David Chapman Berry, Jr., was born on July 23, 1942, in Vicksburg, Mississippi (Bellande 2) to David and Annette Berry (Berry 1). Berry has a younger sister, Betty Berry, who was born in 1946. David Berry's family moved to Greenville, Mississippi, in the late forties or early fifties, where Berry attended high school and lived at 1443 Highway One South. David's father managed several gas stations and was a very humorous man. David's mother, Annette, was pensive and thoughtful. David's father died around 1984, and his mother around 1991 (Drew 1).

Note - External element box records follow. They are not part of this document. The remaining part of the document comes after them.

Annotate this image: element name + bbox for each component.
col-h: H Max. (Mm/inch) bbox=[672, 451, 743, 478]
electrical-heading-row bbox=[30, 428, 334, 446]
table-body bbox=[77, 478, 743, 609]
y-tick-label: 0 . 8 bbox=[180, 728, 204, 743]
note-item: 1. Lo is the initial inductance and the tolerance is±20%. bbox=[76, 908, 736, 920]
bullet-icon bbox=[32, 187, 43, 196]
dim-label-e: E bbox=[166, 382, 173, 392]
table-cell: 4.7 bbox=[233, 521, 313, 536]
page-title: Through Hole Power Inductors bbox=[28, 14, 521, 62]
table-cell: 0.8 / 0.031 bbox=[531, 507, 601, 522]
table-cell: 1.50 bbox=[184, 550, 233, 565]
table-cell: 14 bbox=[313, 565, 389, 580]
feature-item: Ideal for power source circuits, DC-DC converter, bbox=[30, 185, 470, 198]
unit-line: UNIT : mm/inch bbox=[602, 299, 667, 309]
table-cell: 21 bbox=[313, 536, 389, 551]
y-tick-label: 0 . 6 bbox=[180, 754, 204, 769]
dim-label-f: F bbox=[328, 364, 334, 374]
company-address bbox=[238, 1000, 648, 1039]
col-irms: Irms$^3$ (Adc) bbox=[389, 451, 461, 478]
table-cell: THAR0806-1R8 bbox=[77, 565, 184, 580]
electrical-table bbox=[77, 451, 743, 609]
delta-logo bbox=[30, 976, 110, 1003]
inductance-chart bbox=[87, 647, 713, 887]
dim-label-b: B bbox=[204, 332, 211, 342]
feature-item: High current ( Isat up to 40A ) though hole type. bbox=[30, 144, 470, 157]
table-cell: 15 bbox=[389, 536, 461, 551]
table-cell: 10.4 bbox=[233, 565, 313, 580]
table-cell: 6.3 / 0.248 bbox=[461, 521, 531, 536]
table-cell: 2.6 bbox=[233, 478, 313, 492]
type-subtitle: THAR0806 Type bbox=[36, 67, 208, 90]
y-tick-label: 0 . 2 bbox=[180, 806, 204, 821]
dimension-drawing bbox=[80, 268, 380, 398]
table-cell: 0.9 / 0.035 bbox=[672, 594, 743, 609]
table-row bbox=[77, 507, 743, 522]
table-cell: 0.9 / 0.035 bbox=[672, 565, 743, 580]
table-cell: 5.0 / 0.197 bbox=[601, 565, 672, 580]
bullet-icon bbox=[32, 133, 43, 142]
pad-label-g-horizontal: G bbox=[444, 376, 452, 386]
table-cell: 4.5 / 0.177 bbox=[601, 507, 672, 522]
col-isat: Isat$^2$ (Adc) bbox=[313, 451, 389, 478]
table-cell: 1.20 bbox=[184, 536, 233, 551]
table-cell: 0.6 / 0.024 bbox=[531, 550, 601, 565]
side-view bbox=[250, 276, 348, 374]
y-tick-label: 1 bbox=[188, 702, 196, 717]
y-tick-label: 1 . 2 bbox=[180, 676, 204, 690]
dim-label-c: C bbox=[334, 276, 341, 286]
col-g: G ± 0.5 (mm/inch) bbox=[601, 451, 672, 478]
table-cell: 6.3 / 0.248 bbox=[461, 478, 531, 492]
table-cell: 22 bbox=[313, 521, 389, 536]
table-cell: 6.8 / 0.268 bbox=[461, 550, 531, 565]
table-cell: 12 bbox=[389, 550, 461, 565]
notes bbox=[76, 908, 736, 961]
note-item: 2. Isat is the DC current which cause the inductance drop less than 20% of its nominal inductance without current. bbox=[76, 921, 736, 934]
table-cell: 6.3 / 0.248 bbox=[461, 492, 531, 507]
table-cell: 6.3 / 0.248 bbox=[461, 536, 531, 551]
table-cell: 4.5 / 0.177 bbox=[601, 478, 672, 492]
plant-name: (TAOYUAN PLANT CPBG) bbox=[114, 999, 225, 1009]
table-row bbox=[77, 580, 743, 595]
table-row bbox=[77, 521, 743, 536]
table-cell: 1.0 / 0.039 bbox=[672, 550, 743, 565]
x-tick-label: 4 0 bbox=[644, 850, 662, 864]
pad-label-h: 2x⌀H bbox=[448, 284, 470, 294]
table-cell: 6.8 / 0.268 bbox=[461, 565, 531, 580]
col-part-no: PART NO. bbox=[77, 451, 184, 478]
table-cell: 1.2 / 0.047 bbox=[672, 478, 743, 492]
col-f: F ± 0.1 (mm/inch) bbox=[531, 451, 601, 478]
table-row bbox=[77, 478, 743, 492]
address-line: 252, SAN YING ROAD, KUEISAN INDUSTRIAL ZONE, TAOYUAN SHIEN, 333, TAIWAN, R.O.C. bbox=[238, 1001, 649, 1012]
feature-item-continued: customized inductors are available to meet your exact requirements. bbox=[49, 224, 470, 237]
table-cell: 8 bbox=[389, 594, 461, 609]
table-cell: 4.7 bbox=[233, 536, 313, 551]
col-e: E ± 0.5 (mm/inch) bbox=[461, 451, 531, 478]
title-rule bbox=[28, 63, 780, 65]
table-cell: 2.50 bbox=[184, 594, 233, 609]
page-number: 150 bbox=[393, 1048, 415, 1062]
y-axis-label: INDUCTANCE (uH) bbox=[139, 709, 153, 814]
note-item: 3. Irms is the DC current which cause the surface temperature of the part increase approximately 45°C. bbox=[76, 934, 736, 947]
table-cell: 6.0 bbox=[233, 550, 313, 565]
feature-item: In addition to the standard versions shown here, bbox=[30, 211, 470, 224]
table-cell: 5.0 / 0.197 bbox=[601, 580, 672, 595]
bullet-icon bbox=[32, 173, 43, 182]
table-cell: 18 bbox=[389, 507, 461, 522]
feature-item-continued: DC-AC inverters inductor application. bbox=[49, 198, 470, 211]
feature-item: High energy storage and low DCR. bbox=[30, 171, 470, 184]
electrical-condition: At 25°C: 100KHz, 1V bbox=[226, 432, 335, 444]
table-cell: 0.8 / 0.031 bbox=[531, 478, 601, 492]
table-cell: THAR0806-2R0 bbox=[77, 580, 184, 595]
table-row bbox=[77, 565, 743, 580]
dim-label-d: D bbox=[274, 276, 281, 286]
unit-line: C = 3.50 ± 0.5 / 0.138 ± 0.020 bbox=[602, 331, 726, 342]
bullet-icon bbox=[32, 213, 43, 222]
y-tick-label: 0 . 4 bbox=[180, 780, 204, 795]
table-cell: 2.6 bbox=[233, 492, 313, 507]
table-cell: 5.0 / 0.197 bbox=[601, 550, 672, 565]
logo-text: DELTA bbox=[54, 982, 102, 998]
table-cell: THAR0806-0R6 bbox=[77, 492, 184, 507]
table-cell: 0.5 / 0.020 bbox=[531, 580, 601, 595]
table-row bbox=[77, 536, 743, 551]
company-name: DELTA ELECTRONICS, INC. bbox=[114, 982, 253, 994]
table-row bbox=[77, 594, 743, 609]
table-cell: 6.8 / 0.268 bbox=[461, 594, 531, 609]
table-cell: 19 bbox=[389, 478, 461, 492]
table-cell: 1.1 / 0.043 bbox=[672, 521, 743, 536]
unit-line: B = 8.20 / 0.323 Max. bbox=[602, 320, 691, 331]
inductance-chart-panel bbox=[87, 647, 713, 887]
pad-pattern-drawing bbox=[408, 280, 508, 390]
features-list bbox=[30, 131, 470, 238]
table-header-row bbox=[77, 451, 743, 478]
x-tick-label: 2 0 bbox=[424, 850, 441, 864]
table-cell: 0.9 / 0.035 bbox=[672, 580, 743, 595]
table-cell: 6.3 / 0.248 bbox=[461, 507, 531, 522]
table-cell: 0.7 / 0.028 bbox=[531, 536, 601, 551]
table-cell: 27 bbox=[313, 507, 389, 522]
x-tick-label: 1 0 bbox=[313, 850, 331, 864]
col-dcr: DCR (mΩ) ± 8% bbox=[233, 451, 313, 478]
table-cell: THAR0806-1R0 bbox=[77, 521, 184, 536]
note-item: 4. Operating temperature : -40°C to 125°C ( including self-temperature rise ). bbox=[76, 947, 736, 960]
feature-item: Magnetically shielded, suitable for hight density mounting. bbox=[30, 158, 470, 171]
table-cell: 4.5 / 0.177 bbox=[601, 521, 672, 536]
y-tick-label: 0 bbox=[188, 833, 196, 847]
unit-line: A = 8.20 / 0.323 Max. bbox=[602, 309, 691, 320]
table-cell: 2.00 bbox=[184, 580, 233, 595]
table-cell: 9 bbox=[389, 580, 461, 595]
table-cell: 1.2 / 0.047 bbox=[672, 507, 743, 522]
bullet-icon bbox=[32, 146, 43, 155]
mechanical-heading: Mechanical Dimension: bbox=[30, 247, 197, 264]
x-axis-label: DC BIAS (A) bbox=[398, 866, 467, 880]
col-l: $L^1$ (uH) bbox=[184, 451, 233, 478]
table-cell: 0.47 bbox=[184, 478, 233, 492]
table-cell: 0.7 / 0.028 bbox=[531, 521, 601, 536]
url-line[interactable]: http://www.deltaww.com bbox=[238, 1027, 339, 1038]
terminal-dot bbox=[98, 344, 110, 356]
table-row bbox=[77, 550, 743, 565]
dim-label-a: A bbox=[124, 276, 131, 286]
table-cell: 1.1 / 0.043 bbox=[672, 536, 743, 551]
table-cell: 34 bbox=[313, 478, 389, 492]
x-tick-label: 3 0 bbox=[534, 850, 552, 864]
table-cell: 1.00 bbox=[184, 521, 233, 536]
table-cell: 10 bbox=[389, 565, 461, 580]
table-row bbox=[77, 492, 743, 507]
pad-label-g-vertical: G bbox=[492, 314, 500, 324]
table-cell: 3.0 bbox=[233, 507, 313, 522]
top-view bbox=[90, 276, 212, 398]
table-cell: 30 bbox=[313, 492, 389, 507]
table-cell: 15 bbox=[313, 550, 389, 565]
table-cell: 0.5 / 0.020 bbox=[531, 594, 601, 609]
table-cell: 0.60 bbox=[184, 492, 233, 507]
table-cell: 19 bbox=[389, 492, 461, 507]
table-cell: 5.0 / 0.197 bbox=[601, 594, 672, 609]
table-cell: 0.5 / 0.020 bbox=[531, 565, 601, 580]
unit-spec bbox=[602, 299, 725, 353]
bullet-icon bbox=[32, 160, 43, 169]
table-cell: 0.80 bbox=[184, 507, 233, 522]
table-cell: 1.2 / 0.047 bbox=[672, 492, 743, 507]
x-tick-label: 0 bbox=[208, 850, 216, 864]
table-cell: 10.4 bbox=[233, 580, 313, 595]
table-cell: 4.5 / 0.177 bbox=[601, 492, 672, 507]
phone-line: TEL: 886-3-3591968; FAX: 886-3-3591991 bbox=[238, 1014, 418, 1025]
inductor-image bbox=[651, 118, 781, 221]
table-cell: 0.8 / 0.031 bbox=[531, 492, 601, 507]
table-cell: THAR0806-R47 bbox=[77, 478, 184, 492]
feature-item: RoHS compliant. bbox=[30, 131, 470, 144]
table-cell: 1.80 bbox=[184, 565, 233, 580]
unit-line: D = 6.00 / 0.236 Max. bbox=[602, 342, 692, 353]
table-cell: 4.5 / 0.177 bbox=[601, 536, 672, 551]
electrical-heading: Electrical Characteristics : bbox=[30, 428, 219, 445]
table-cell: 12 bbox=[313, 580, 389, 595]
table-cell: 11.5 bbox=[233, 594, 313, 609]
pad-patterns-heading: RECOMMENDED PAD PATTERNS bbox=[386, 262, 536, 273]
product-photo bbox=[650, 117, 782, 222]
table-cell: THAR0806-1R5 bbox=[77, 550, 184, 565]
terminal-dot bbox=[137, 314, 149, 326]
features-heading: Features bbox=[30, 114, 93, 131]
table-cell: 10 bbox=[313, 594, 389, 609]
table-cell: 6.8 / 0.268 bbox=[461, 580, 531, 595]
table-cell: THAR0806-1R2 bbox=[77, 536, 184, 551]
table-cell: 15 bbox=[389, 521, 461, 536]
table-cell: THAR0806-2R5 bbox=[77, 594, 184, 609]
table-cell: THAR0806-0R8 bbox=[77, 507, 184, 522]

Berry says that he began writing poetry in ninth grade due to boredom in church (Berry 1). In high school, Berry was an excellent student, who was active in the school chorus and school plays during his senior year. He graduated from Greenville High School in June of 1960 and attended Bob Jones University in Greenville, South Carolina, in the fall of 1960. While in college, Berry joined the literary fraternity Chi Delta Theta and played intramural soccer and basketball.
During the summer vacation, David Berry enjoyed reading, writing, and playing tenor guitar. He worked at many jobs during college, including service station manager, survey party rodman, construction inspector, and towboat deck hand. Berry graduated from Jones in June of 1964 with a double major in mathematics and biology (Drew 3). He had also met by this time and planned to marry Terri Stoutenborough, of Decatur, Illinois, in the summer of 1965.
After graduating from Jones, David Berry remained in Greenville, Mississippi, during the school year of 1964-1965, commuting to and from Delta State University in Cleveland, Mississippi, studying pre-med courses and English and creative writing. He also took a job in the emergency room of Greenville's General Hospital, sparking an interest in a career in medicine and causing him to apply to Ole Miss's medical school. However, he decided to work for General Motors. In the summer of 1965, Berry married Terri Stoutenborough and moved to Flint, Michigan. During this time, Berry worked in the General Motors management trainee program.
In the Summer of 1966, David Berry was drafted into the United States Army. During Berry's time in Vietnam, he worked as a medic, played volleyball, and wrote poetry. Although his first major work,is called Saigon Cemetery, Berry says that his experiences in Vietnam were not the inspiration for the book of poems. In fact, he says, " I made all that up during lunch breaks before taking a nap. I was in a safe place." The book was published in 1972 (Bellande 3). He says that he wrote for two reason: boredom and emotional conflicts in Vietnam (Berry 1).
David Berry studied at the University of Tennessee after his return from Vietnam in 1973 (Bellande 3). While there, he earned a Ph. D. in English. However, he ended up divorcing Terri. Later he married and then divorced a woman named Anne as well. Anne and he had a son, David C. Berry III. In 1985, Berry married Sarah Adele Rawls, from Columbia, Mississippi, whom he had met at Southern. They later had a son named Hays, who was born in September of 1986 (Drew 7).
David Berry wrote the book Jawbone, which was published in 1978 (Bellande 3). His latest literary work is the collection of poetry entitled Divorce Boxing. Berry has released two editions of this book since 1998 (Bellande 3). He says his inspiration for this book came from his own personal experience with two divorces (Berry 1).
David Berry has received many distinguished awards in his career. These include three excellence-in-teaching awards at USM, the Charles Moorman Distinguished Professor in Humanities award at University of Southern Mississippi (Bellande 3), the Mississippi Institute of Arts and Letters Poetry Award in May, 2000, the Florida Review Editor's Prize, and the Southern Federation of State Arts Agencies Poetry Award (Berry 1). David Berry is currently working as an English professor at the University of Southern Mississippi, in Hattiesburg, Mississippi, where he is also the poetry editor of the journal Mississippi Review (Abbott 383). In his spare time, Berry enjoys sculpting, playing basketball, (Berry 1) and being a multimedia artist (Bellande 3). When asked if he plans on writing any more books, Berry's reply is simply, "Yes." David Berry has one piece of advice for future writers, "Read, write, and erase" (Berry 1).